Action
提言:全ての木造建築に構造計算実施と品質保証木材の採用を!
ご存知ですか?
日本の木造住宅の9割程度が構造計算されていない事を!
国産無垢構造材の大半が、品質保証されていない事を!
SSDプロジェクト提言「すべての木造建築に構造計算を!」
日本木造住宅耐震補強事業者協同組合(木耐協:東京都新宿区)が、2013年8月29日に公表した耐震診断調査の結果の取り纏めによれば、昭和56年に制定された新耐震基準以降に建設された木造住宅においても84%の建物に耐震性への懸念が存在し、さらに大震災の際に「倒壊する可能性が高い」と判定されたものは61.5%にものぼりました。
現在、建築基準法において「2階建て以下且つ、500㎡以下の規模の木造建築には構造計算が免除される」との特例(4号特例)が認められています。そのために大半の木造住宅が構造計算を行っていない現実があり、上記の新耐震基準以降の建物についても大半が耐震性の問題を抱えるという結果の一因であると考えます。
2016年の熊本地震の際に、甚大な被害を被った益城町で建てられた耐震等級2の木造住宅が倒壊しました。大きな揺れが続くなどのレアケースではありましたが、業界で騒然となった経緯があります。この建物は構造計算を用いない手法、いわば簡易的な評価方法で耐震等級2とされた建物でした。この建物に構造計算を実施して再評価を行ったところ、驚くほどに多くの項目でNGとなってしまいました。詳しくは下記リンクをご参照ください。この木造住宅が構造計算に基づいて評価された耐震等級2であったなら…、倒壊は免れたのかもしれません。いずれにしても、同じ耐震等級であっても構造計算に基づく評価とそうでないものには歴然とした品質性能の差が存在します。
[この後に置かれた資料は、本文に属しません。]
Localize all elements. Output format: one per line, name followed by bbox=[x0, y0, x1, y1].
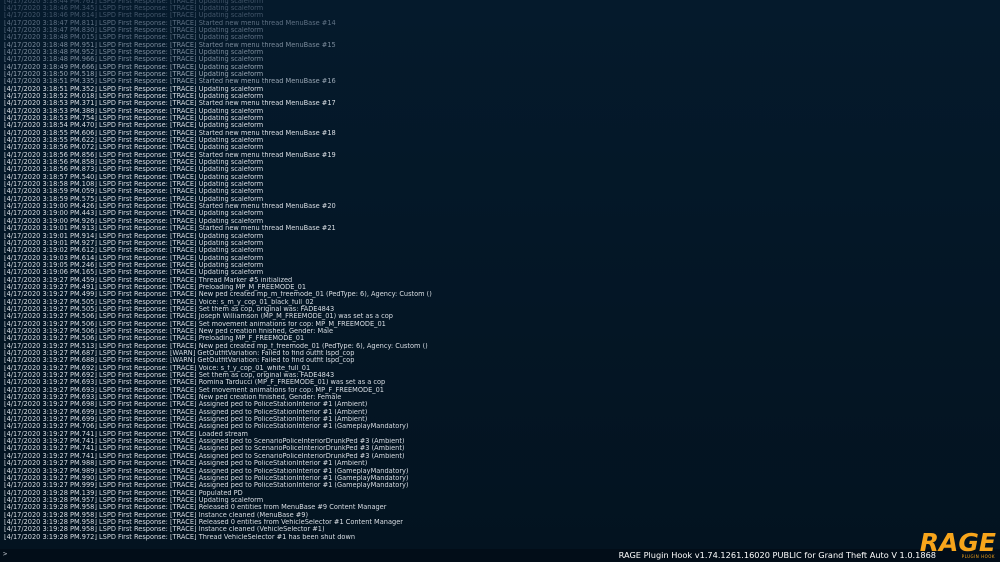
log-line: [4/17/2020 3:18:59 PM.575] LSPD First Re… bbox=[4, 195, 264, 203]
log-line: [4/17/2020 3:18:47 PM.811] LSPD First Re… bbox=[4, 19, 336, 27]
log-line: [4/17/2020 3:19:27 PM.741] LSPD First Re… bbox=[4, 452, 405, 460]
log-line: [4/17/2020 3:19:27 PM.692] LSPD First Re… bbox=[4, 372, 335, 380]
log-line: [4/17/2020 3:19:28 PM.139] LSPD First Re… bbox=[4, 489, 243, 497]
log-line: [4/17/2020 3:19:27 PM.693] LSPD First Re… bbox=[4, 394, 342, 402]
log-line: [4/17/2020 3:19:28 PM.958] LSPD First Re… bbox=[4, 511, 309, 519]
log-line: [4/17/2020 3:19:00 PM.426] LSPD First Re… bbox=[4, 203, 336, 211]
command-prompt: > bbox=[3, 550, 8, 558]
log-line: [4/17/2020 3:19:27 PM.741] LSPD First Re… bbox=[4, 430, 248, 438]
log-line: [4/17/2020 3:19:28 PM.958] LSPD First Re… bbox=[4, 504, 387, 512]
log-line: [4/17/2020 3:19:27 PM.698] LSPD First Re… bbox=[4, 401, 368, 409]
log-line: [4/17/2020 3:19:01 PM.914] LSPD First Re… bbox=[4, 232, 264, 240]
log-line: [4/17/2020 3:19:05 PM.246] LSPD First Re… bbox=[4, 261, 264, 269]
log-line: [4/17/2020 3:19:28 PM.958] LSPD First Re… bbox=[4, 518, 403, 526]
log-line: [4/17/2020 3:19:27 PM.506] LSPD First Re… bbox=[4, 313, 393, 321]
log-line: [4/17/2020 3:18:52 PM.018] LSPD First Re… bbox=[4, 92, 264, 100]
log-line: [4/17/2020 3:18:53 PM.371] LSPD First Re… bbox=[4, 100, 336, 108]
log-line: [4/17/2020 3:19:01 PM.913] LSPD First Re… bbox=[4, 225, 336, 233]
log-line: [4/17/2020 3:19:27 PM.505] LSPD First Re… bbox=[4, 305, 335, 313]
log-line: [4/17/2020 3:18:58 PM.108] LSPD First Re… bbox=[4, 181, 264, 189]
log-line: [4/17/2020 3:19:27 PM.988] LSPD First Re… bbox=[4, 460, 368, 468]
log-line: [4/17/2020 3:19:27 PM.692] LSPD First Re… bbox=[4, 364, 311, 372]
log-line: [4/17/2020 3:19:27 PM.990] LSPD First Re… bbox=[4, 474, 409, 482]
log-line: [4/17/2020 3:18:59 PM.059] LSPD First Re… bbox=[4, 188, 264, 196]
log-line: [4/17/2020 3:18:51 PM.352] LSPD First Re… bbox=[4, 85, 264, 93]
log-line: [4/17/2020 3:19:27 PM.699] LSPD First Re… bbox=[4, 408, 368, 416]
log-line: [4/17/2020 3:18:49 PM.666] LSPD First Re… bbox=[4, 63, 264, 71]
log-line: [4/17/2020 3:19:27 PM.693] LSPD First Re… bbox=[4, 379, 386, 387]
log-line: [4/17/2020 3:19:27 PM.687] LSPD First Re… bbox=[4, 350, 355, 357]
log-line: [4/17/2020 3:19:03 PM.614] LSPD First Re… bbox=[4, 254, 264, 262]
log-line: [4/17/2020 3:19:27 PM.741] LSPD First Re… bbox=[4, 438, 405, 446]
log-line: [4/17/2020 3:19:27 PM.499] LSPD First Re… bbox=[4, 291, 432, 299]
log-line: [4/17/2020 3:18:46 PM.345] LSPD First Re… bbox=[4, 4, 264, 12]
log-line: [4/17/2020 3:18:53 PM.388] LSPD First Re… bbox=[4, 107, 264, 115]
log-line: [4/17/2020 3:19:27 PM.506] LSPD First Re… bbox=[4, 335, 305, 343]
log-line: [4/17/2020 3:19:27 PM.688] LSPD First Re… bbox=[4, 357, 355, 365]
log-line: [4/17/2020 3:19:27 PM.513] LSPD First Re… bbox=[4, 342, 428, 350]
log-line: [4/17/2020 3:19:00 PM.926] LSPD First Re… bbox=[4, 217, 264, 225]
log-line: [4/17/2020 3:18:57 PM.540] LSPD First Re… bbox=[4, 173, 264, 181]
log-line: [4/17/2020 3:19:27 PM.699] LSPD First Re… bbox=[4, 416, 368, 424]
log-line: [4/17/2020 3:18:56 PM.856] LSPD First Re… bbox=[4, 151, 336, 159]
log-line: [4/17/2020 3:19:27 PM.459] LSPD First Re… bbox=[4, 276, 293, 284]
log-line: [4/17/2020 3:19:27 PM.506] LSPD First Re… bbox=[4, 327, 334, 335]
log-line: [4/17/2020 3:18:56 PM.873] LSPD First Re… bbox=[4, 166, 264, 174]
log-line: [4/17/2020 3:19:00 PM.443] LSPD First Re… bbox=[4, 210, 264, 218]
log-line: [4/17/2020 3:19:27 PM.506] LSPD First Re… bbox=[4, 320, 386, 328]
log-line: [4/17/2020 3:19:27 PM.989] LSPD First Re… bbox=[4, 467, 409, 475]
log-line: [4/17/2020 3:18:54 PM.470] LSPD First Re… bbox=[4, 122, 264, 130]
log-line: [4/17/2020 3:18:55 PM.622] LSPD First Re… bbox=[4, 137, 264, 145]
log-line: [4/17/2020 3:19:28 PM.972] LSPD First Re… bbox=[4, 533, 356, 541]
log-line: [4/17/2020 3:19:28 PM.957] LSPD First Re… bbox=[4, 496, 264, 504]
console-log-area: [4/17/2020 3:18:44 PM.761] LSPD First Re… bbox=[0, 0, 1000, 552]
log-line: [4/17/2020 3:18:56 PM.072] LSPD First Re… bbox=[4, 144, 264, 152]
log-line: [4/17/2020 3:18:53 PM.754] LSPD First Re… bbox=[4, 115, 264, 122]
log-line: [4/17/2020 3:18:47 PM.830] LSPD First Re… bbox=[4, 26, 264, 34]
log-line: [4/17/2020 3:19:27 PM.693] LSPD First Re… bbox=[4, 386, 384, 394]
log-line: [4/17/2020 3:18:56 PM.858] LSPD First Re… bbox=[4, 159, 264, 167]
log-line: [4/17/2020 3:18:50 PM.518] LSPD First Re… bbox=[4, 70, 264, 78]
log-line: [4/17/2020 3:19:27 PM.741] LSPD First Re… bbox=[4, 445, 405, 453]
log-line: [4/17/2020 3:18:51 PM.335] LSPD First Re… bbox=[4, 78, 336, 86]
log-line: [4/17/2020 3:18:55 PM.606] LSPD First Re… bbox=[4, 129, 336, 137]
log-line: [4/17/2020 3:19:27 PM.505] LSPD First Re… bbox=[4, 298, 314, 306]
logo-tagline: PLUGIN HOOK bbox=[961, 554, 995, 559]
log-line: [4/17/2020 3:18:48 PM.966] LSPD First Re… bbox=[4, 56, 264, 64]
log-line: [4/17/2020 3:18:48 PM.951] LSPD First Re… bbox=[4, 41, 336, 49]
log-line: [4/17/2020 3:19:27 PM.706] LSPD First Re… bbox=[4, 423, 409, 431]
log-line: [4/17/2020 3:18:48 PM.952] LSPD First Re… bbox=[4, 48, 264, 56]
log-line: [4/17/2020 3:19:01 PM.927] LSPD First Re… bbox=[4, 239, 264, 247]
log-line: [4/17/2020 3:19:27 PM.491] LSPD First Re… bbox=[4, 283, 307, 291]
log-line: [4/17/2020 3:18:46 PM.814] LSPD First Re… bbox=[4, 12, 264, 20]
log-line: [4/17/2020 3:19:02 PM.612] LSPD First Re… bbox=[4, 247, 264, 255]
log-line: [4/17/2020 3:19:28 PM.958] LSPD First Re… bbox=[4, 526, 325, 534]
console-input-bar[interactable]: > RAGE Plugin Hook v1.74.1261.16020 PUBL… bbox=[0, 549, 1000, 562]
log-line: [4/17/2020 3:18:48 PM.015] LSPD First Re… bbox=[4, 34, 264, 42]
log-output: [4/17/2020 3:18:44 PM.761] LSPD First Re… bbox=[4, 0, 994, 541]
log-line: [4/17/2020 3:19:06 PM.165] LSPD First Re… bbox=[4, 269, 264, 277]
rage-plugin-hook-logo: RAGE PLUGIN HOOK bbox=[920, 530, 996, 560]
logo-word: RAGE bbox=[919, 528, 996, 557]
version-info-label: RAGE Plugin Hook v1.74.1261.16020 PUBLIC… bbox=[618, 550, 936, 560]
log-line: [4/17/2020 3:19:27 PM.999] LSPD First Re… bbox=[4, 482, 409, 490]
>>>全ての建物に構造計算を –熊本地震の被害状況から–:山岸飛鳥 木の家プロデュース 明月社
SSDプロジェクトではこれまで「すべての木造建築に構造計算を!」をスローガンに、当方の商品を採用頂く需要者に対して、木造構造計算をサポートするなどのサービスを行ってきました。今後もその方針を堅持した上、さらに高度な木構造計画への対応も可能にすべく、様々な技術開発への取り組みを継続する所存であります。
SSDプロジェクトの品質保証:JAS機械等級区分構造用製材
木造建築の構造計算を行なったとして、そこで使用される構造用部材の強度等が明確でなければ、計算内容の担保に支障が生じることはご理解いただけると思います。しかしながら、国産無垢材を使用する場合には、強度を確認した部材が殆ど流通していないため、無等級材と称して、樹種による想定強度を用いています。杉の場合E-68(木材強度を示すヤング係数の値)にて計算がなされていますが、実際に梁桁材に杉が使用される場合、その部材の少なくない量が想定強度に満たない可能性があります。しかし、強度を測定している訳では無いので、あくまでも可能性なのです。これに対して、外材や集成材の構造用材の殆どが品質・強度を確認して供給されており、構造計算を行う場合においても優位にあると言えます。
この構造用部材の品質保証制度としてJAS(日本農林規格)機械等級区分構造用製材規格があります。公的機関が認定し且つ恒常的に測定精度を確認する計測器(グレーディングマシン)で、部材一本毎に強度及び含水率を測り、規格外の不合材除去はもちろんのこと、JAS規格が定める等級区分に選別した上で、その品質内容を部材自体に表示して供給します。この木材のJAS制度を司る全木検によれば、2012年時点のJAS機械等級区分供給実績は、構造用製材(集成材は含まれない)の総需要に対して僅か5%でした。しかもその大半が米マツ等の輸入材で、国産杉・桧のJAS材はほとんど流通していません。国産のJAS製材品不在の理由は様々ありますが、ここにきて業界関係者の努力が不足していたことは否めません。
SSDプロジェクトでは熊本県球磨川流域を産地とする杉・桧をJAS機械等級区分構造用製材規格にて品質保証供給します(下掲載画像参照)。これら品質保証材を現実的価格で安定的に供給するためには、木材乾燥法を始めとする基本的製造技術の再検討が必要で決して容易な道程ではありませんでした。しかしながら、住宅始め木造建築及びその関連部材を供給する者には、明確な根拠に基づく安全を提供するための恒常的な努力が、必要最低限の責任だと考えます。